Eisenhower, who assumed the presidency in 1953, shared with Truman a basic view of American foreign policy. He perceived communism as a monolithic force struggling for world supremacy. His basic commitment to contain communism remained was a nuclear shield. In 1950 Truman had authorized the development of a new and more powerful hydrogen weapon (the H-bomb). The US, under Eisenhower’s doctrine, was prepared to use atomic weapons if the nation or its vital interests were attacked. In practice, however, he deployed US military forces with great caution, resisting all suggestions to consider the use of nuclear weapons in Indochina, where the French were ousted by Vietnamese communist forces in 1954, or in Taiwan, where the US pledged to defend the Nationalist Chinese regime against attack by the People’s Republic of China.

Domestic affairs also felt the influence of the Cold War.
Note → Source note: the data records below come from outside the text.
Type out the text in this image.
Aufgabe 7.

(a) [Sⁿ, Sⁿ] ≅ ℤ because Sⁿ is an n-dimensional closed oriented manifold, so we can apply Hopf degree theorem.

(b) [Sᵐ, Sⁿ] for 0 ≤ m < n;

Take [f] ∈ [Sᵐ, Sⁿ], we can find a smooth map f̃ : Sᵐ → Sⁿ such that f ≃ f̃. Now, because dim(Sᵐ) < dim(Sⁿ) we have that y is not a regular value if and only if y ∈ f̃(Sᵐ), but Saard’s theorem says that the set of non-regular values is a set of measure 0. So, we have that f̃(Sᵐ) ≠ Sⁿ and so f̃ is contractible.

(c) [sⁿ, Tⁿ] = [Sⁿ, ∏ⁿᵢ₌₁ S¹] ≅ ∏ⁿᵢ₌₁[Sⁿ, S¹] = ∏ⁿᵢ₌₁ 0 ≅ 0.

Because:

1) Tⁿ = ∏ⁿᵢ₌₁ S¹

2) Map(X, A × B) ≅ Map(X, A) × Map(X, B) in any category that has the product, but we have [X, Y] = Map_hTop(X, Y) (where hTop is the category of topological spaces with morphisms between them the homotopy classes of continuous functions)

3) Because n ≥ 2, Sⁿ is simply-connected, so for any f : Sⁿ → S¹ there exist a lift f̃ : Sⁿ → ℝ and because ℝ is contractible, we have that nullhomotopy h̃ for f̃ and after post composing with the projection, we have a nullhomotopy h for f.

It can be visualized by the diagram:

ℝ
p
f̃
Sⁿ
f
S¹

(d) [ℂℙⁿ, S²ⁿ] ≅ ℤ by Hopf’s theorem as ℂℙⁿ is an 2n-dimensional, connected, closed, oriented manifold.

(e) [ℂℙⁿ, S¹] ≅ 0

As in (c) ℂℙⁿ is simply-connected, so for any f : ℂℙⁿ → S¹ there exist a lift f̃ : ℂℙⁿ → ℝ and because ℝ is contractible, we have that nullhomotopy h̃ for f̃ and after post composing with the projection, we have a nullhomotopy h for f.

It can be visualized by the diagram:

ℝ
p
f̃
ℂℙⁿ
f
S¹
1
In 1949 the Soviet Union exploded its own atomic device, which shocked Americans into believing that the US would be the target of a Soviet attack. Espionage scandals contributed to the anti-communism hysteria of the period – the trial of Ethel and Julius Rosenberg, for example.

The most vigorous anti-communist warrior was Senator Joseph R. McCarthy, a Republican from Wisconsin. He gained power when the Republican Party won control of the Senate in 1952. He charged top-level officials with treachery. But he went too far – he challenged the US Army when one of his assistants was drafted. The Senate condemned him for his conduct.

After the war the United States experienced phenomenal economic growth. More and more Americans considered themselves part of the middle class. Big corporations grew larger. Workers also saw their lives changing – more provided services, not goods. Farmers, though, faces tough times. Family farms found it difficult to compete with agricultural conglomerates.

The West and the Southwest continued to grow. Sun Belt cities like Houston, Texas; Miami, Florida; Albuquerque, New Mexico; and Tuscon and Phoenix, Arizona, expanded rapidly. Los Angeles, California, moved ahead of Philadelphia, Pennsylvania, as the third-largest US city.

Postwar years also saw baby boom and the shift to the suburbs where families could find affordable large houses. William J. Levitt – using the techniques for mass production – built new communities – with homes that all looked alike. Levitt’s houses were prefabricated, or partly assembled in a factory rather than on the final location.